Agriculture Secretary Proceso Alcala welcomed the move by the Philippine Association of Flour Millers Inc. (Pafmil) as it commits to provide more supply of flour to maintain its price—as well as stabilize the prices of pan de sal, tasty bread and other bakery products.
“In a letter dated July 18, Pafmil has assured that they will maintain the price of flour at present levels during the effectivity of the provisional antidumping duty,” Alcala said.
He also said that Pafmil President Sabin Aboitiz also assured that the millers’ group would maintain higher inventories to supply the market efficiently and without delay.
Earlier, Pafmil millers filed a petition to increase the tariff on imported flour to 20 percent, from the current 7 percent. The group is particularly against the import of cheap flour from Turkey, which has been easing out local flour millers.
Ric Pinca, Pafmil executive director, said that the dumping activities by Turkish flour importers violate the World Trade Organization rules to which most countries—including the Philippines and Turkey—abide by under the world free-trade regimen.
Dumping occurs when a country exports a commodity at prices lower than its domestic prices.
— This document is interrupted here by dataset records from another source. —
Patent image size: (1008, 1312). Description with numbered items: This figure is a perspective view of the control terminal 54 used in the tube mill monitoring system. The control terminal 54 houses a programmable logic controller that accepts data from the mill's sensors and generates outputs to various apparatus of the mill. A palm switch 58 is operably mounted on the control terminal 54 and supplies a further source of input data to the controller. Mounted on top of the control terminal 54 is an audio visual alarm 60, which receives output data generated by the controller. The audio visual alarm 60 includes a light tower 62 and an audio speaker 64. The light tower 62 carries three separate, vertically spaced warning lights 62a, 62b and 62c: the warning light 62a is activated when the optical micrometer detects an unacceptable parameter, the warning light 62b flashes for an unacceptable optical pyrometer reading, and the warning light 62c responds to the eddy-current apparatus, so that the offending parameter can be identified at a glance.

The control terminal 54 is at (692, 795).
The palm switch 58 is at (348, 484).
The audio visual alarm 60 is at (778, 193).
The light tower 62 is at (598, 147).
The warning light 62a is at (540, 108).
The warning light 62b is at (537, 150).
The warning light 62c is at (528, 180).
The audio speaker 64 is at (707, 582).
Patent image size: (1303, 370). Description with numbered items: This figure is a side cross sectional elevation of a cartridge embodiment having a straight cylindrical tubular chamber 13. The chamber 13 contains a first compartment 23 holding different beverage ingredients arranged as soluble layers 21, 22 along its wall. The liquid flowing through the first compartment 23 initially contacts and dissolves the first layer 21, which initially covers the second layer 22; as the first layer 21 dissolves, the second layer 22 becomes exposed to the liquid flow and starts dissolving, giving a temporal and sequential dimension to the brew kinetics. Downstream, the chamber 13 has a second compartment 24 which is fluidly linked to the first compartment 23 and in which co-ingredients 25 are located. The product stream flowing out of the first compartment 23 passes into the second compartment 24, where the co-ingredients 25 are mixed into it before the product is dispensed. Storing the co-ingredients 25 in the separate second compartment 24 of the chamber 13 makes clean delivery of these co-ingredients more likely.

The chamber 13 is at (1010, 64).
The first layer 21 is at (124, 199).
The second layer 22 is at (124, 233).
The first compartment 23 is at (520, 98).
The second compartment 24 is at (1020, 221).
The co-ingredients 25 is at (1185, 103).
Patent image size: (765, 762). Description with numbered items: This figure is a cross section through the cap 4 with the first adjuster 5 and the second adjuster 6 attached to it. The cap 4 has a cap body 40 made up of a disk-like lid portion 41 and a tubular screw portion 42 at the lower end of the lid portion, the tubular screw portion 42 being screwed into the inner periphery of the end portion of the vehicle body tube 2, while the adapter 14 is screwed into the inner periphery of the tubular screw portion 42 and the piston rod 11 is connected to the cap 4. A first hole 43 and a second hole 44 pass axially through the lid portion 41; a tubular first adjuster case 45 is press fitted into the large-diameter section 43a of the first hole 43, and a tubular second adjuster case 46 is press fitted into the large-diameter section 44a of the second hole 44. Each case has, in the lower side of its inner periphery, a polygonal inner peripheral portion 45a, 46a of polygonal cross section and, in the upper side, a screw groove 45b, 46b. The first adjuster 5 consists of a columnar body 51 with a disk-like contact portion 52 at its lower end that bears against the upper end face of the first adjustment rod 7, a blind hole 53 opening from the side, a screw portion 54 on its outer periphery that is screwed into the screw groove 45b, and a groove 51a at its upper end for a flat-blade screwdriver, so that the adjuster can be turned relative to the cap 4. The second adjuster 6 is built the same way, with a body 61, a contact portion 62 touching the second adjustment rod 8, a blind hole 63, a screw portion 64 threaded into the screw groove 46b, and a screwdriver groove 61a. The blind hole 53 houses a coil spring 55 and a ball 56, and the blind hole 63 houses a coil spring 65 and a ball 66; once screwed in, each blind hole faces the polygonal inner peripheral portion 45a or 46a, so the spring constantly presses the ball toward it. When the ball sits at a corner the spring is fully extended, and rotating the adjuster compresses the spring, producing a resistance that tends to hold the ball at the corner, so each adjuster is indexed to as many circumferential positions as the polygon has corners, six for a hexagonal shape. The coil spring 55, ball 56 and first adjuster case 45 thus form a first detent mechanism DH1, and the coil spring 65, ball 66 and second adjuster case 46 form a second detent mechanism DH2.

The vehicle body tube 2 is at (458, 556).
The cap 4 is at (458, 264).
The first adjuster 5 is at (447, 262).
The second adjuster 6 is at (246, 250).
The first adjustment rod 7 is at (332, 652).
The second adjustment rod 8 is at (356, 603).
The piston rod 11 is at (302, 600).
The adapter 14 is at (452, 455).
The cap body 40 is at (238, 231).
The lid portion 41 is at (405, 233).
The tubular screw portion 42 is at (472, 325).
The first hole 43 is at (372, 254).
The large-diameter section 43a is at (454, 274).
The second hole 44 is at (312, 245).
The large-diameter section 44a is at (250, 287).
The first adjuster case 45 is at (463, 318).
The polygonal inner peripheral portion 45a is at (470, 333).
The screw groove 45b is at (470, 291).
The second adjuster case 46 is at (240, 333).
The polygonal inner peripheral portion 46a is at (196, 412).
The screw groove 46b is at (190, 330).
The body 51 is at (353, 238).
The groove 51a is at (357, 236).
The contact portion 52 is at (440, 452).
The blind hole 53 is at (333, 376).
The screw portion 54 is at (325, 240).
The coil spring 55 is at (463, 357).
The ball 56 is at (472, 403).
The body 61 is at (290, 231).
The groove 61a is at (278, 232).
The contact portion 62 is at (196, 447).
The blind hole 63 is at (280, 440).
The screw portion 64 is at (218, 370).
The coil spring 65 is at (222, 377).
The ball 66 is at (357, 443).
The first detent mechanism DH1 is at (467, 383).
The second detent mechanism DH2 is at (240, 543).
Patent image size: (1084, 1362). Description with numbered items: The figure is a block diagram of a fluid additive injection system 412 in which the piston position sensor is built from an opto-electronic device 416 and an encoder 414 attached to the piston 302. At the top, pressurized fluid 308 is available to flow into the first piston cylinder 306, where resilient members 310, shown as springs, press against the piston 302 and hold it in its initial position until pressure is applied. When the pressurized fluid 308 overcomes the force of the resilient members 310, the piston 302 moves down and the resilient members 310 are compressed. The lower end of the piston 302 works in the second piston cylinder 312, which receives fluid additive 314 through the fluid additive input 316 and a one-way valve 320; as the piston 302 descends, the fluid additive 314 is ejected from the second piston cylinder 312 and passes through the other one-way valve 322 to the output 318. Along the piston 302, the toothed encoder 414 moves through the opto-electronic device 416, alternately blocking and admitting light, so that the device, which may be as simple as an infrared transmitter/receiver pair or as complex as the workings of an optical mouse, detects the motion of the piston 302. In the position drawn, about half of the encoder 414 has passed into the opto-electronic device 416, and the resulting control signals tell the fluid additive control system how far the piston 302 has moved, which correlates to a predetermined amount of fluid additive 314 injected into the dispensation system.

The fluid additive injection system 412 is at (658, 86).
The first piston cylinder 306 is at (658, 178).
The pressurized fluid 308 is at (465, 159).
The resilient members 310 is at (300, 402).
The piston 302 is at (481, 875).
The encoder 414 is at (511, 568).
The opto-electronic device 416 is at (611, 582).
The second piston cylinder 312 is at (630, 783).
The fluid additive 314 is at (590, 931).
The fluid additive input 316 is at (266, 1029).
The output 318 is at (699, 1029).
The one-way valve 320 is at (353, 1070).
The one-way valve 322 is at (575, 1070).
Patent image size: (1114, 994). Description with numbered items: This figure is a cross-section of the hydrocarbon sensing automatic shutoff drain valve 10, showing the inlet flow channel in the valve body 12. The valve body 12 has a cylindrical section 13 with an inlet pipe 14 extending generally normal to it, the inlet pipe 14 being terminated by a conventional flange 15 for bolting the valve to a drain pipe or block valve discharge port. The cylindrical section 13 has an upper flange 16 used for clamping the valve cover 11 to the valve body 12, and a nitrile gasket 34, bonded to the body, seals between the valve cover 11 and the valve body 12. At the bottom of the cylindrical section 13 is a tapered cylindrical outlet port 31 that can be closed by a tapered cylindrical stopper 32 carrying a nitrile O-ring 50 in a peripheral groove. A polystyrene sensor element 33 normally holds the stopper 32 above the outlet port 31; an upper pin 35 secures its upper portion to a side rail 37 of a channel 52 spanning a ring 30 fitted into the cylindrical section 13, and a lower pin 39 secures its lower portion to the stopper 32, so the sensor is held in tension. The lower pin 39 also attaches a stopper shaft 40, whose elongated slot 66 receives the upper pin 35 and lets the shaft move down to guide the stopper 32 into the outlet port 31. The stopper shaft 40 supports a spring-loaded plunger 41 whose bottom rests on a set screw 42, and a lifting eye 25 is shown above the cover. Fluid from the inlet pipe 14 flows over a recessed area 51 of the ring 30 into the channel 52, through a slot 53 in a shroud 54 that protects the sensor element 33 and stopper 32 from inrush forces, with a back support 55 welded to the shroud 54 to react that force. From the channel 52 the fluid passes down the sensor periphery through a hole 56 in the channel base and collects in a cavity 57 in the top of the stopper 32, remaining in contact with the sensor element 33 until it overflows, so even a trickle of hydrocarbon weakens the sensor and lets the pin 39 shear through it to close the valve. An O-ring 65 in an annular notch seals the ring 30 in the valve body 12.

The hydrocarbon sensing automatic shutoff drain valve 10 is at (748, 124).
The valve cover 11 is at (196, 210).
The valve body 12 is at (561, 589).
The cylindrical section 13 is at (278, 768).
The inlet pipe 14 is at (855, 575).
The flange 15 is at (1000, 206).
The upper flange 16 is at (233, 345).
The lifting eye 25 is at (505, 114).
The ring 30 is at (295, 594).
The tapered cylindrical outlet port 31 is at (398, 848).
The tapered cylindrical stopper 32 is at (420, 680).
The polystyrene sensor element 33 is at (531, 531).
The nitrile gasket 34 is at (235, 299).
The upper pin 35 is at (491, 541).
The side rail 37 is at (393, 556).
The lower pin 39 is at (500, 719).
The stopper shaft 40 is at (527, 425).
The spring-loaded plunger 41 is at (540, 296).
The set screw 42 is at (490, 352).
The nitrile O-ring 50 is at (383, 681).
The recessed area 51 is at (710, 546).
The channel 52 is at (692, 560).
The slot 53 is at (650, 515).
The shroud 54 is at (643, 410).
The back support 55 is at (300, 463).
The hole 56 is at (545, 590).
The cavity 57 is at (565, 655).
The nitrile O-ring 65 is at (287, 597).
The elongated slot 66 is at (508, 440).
When a country exports products at dumping prices, it is engaged in unfair trade.
“Thus, we are up against a group of flour exporters engaging in unfair trade,” he said.
Pafmil clarified that the antidumping petition is only against Turkish flour, noting that their appeal is a reply to Turkey’s unfair trade activity. At present, there are Indonesian flour, Vietnamese flour, Australian flour and even Indian flour being exported to the Philippines.